I have not used this blog much, but thought I would add a few thoughts today on the 3rd anniversary of getting my first Nikon digital camera to see what comes of it. My original intent was to include information and thoughts about photography from time to time, however, I haven't been doing that on this blog. Now, though, I would like to just share with others especially among my Nikonians what I consider to be an interesting evolution in my photography.
Prior to retirement, back in June, 2010, for about a year I worked to plan and develop a way to ensure I would be sufficiently occupied during retirement. To that end, I evaluated my options for staying busy. Photography, while I once had done some, it never was something that I pursued with gusto over the years. Yet I knew I loved it. It really was more about being so intimidated by others who could do it so well.
Nonetheless, about a year prior to retirement, I refurbished my old Nikon fully manual FM2 film camera and even the old aperture priority EM. Each camera was about 30 years old. I ensured the EM was workable just because I wanted to see what the experience would be like after so many years of it not being used. It was my first film SLR. I discovered it was fun to use again. Likewise the FM2, which was my first camera, of long ago, again demonstrated how great it was in capturing images especially the quick shutter speed of 1/4000s if the light was right. I even purchased through eBay a motor drive for the FM2. Now that was some fast chatter when I fired away some repeating image shots.

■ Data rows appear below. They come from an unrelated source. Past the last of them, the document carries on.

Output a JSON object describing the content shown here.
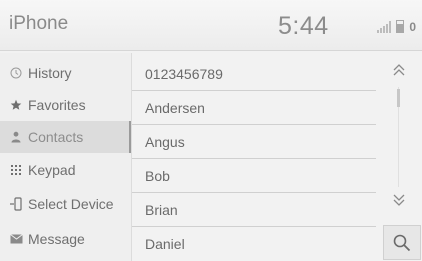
{
  "header": {
    "title": "iPhone",
    "time": "5:44",
    "bt_count": "0"
  },
  "sidebar": {
    "items": [
      {
        "label": "History",
        "icon": "clock-icon",
        "active": false
      },
      {
        "label": "Favorites",
        "icon": "star-icon",
        "active": false
      },
      {
        "label": "Contacts",
        "icon": "person-icon",
        "active": true
      },
      {
        "label": "Keypad",
        "icon": "keypad-icon",
        "active": false
      },
      {
        "label": "Select Device",
        "icon": "phone-device-icon",
        "active": false
      },
      {
        "label": "Message",
        "icon": "envelope-icon",
        "active": false
      }
    ]
  },
  "contacts": {
    "rows": [
      "0123456789",
      "Andersen",
      "Angus",
      "Bob",
      "Brian",
      "Daniel"
    ]
  },
  "colors": {
    "background": "#f2f2f2",
    "text": "#6a6a6a",
    "active_item": "#dcdcdc"
  }
}
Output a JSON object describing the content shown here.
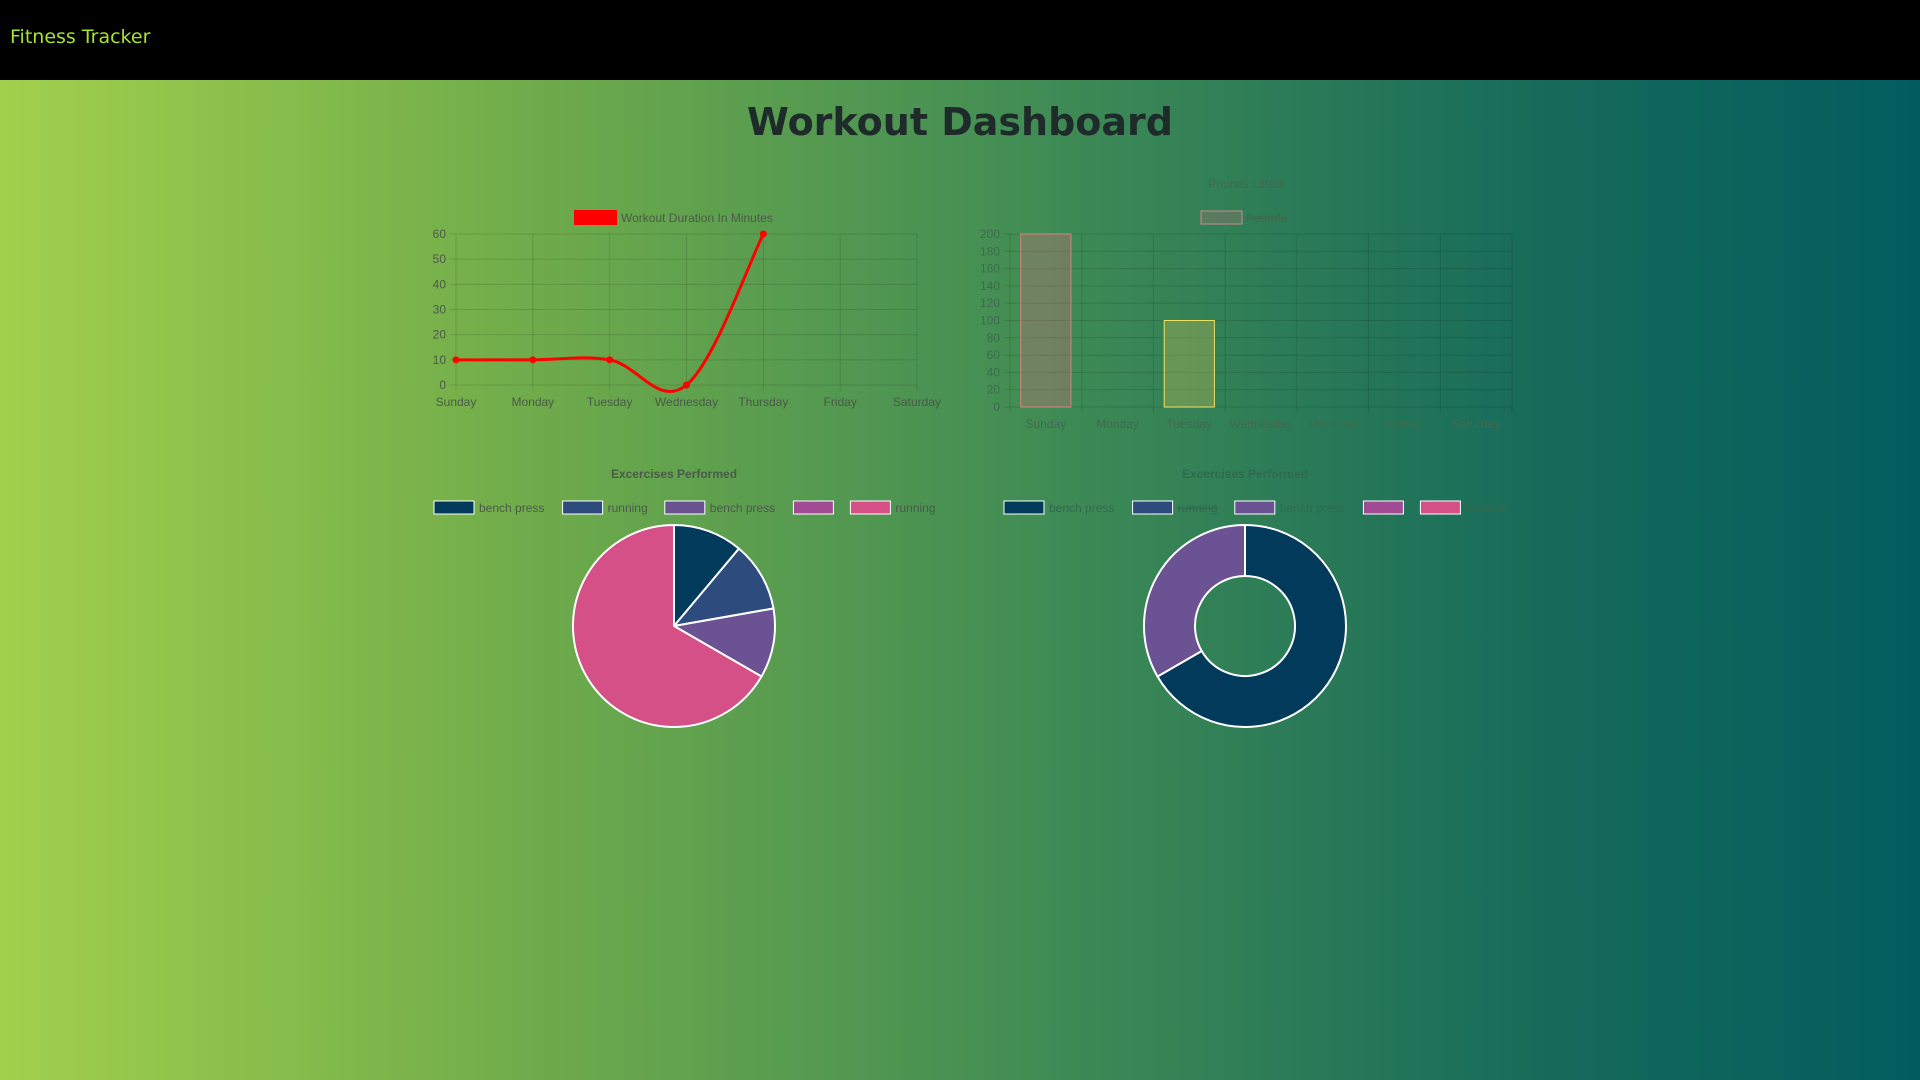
{
  "navbar": {
    "brand": "Fitness Tracker"
  },
  "page": {
    "title": "Workout Dashboard"
  },
  "colors": {
    "navy": "#013a5a",
    "blue": "#2d4b7d",
    "purple": "#6a5293",
    "magenta": "#a14b95",
    "pink": "#d45087",
    "line": "#ff0000"
  },
  "chart_data": [
    {
      "type": "line",
      "title": "",
      "legend": [
        "Workout Duration In Minutes"
      ],
      "categories": [
        "Sunday",
        "Monday",
        "Tuesday",
        "Wednesday",
        "Thursday",
        "Friday",
        "Saturday"
      ],
      "y_ticks": [
        "0",
        "10",
        "20",
        "30",
        "40",
        "50",
        "60"
      ],
      "ylim": [
        0,
        60
      ],
      "grid": true,
      "series": [
        {
          "name": "Workout Duration In Minutes",
          "values": [
            10,
            10,
            10,
            0,
            60,
            null,
            null
          ]
        }
      ]
    },
    {
      "type": "bar",
      "title": "Pounds Lifted",
      "legend": [
        "Pounds"
      ],
      "categories": [
        "Sunday",
        "Monday",
        "Tuesday",
        "Wednesday",
        "Thursday",
        "Friday",
        "Saturday"
      ],
      "y_ticks": [
        "0",
        "20",
        "40",
        "60",
        "80",
        "100",
        "120",
        "140",
        "160",
        "180",
        "200"
      ],
      "ylim": [
        0,
        200
      ],
      "grid": true,
      "series": [
        {
          "name": "Pounds",
          "values": [
            200,
            0,
            100,
            0,
            0,
            0,
            0
          ]
        }
      ]
    },
    {
      "type": "pie",
      "title": "Excercises Performed",
      "legend": [
        "bench press",
        "running",
        "bench press",
        "",
        "running"
      ],
      "values": [
        10,
        10,
        10,
        0,
        60
      ]
    },
    {
      "type": "pie",
      "title": "Excercises Performed",
      "legend": [
        "bench press",
        "running",
        "bench press",
        "",
        "running"
      ],
      "legend_struck": [
        false,
        true,
        false,
        false,
        true
      ],
      "values": [
        200,
        0,
        100,
        0,
        0
      ]
    }
  ]
}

I bought a D90 in March 2009 and started taking digital photography classes at the local community college. I now started truly enjoying taking pictures because I began to understand the process. Indeed, I truly fell in love with photography this time around in a serious way.
When I retired, I started traveling a lot and then additioanlly, started taking a lot of online courses to learn more about exposure, composition, and post processing. Just recently I earned a pro-photographer certification. Pretty soon, I had purchased an array of post processing software from Lightroom to CNX2 to CS5 and various plug in software such as Nik. I also purchase more DX lenses, flashes, and array of supporting gear. Then early last year I purchased a D7000. I figured the D7000 would become my primary camera and the D90 would be the back-up.
All during this time, I was becoming more and more active in camera clubs, Nikonians.org and the Photographic Society of America.
Last October I went on my first Annual Nikionians Photographic Adventure to Zion NP and Bryce Canyon. I took both the D7000 and the D90 with me. I sure was glad I had both, since on the first day, I had an accident which meant I would have to send the D7000 to the repair shop. This was for me one of the finest trips I have had purely devoted to photography. In fact I felt like it was the Rosetta Stone course in Photography since I was so totally immersed in the experience and sharing with the 30 or so other photogaphers with us on the trip.
The experience of being around individuals that use the FX format, placed me in a position that I decided on returning home to purchase a Nikon D700 and a few suitable FX lenses. Now I have the best of both worlds (DX and FX) and continue to grow and learn about many aspects of photography. Indeed, each day, I discover how much more I need to learn and it is a splendid adventure.
About 9 months ago, I started my own website at www.jdroachphotography.com as well as a blog at https://blog.jdroachphotography.com and so I welcome any of you reading this short blog to stop buy and take a look. For me, it is a way to display the ongoing growth I have taken in the last 3 years.
I owe my Nikonians so much for allowing me to enjoy retirement in a meaningful way. I thank Bo and Ramon the co-founders of Nikonians for creating a fine photograpy community that allows someone like me to discover possibilities and grow in developing skills in the art of capturing light. Therefore, all I can say is thank you!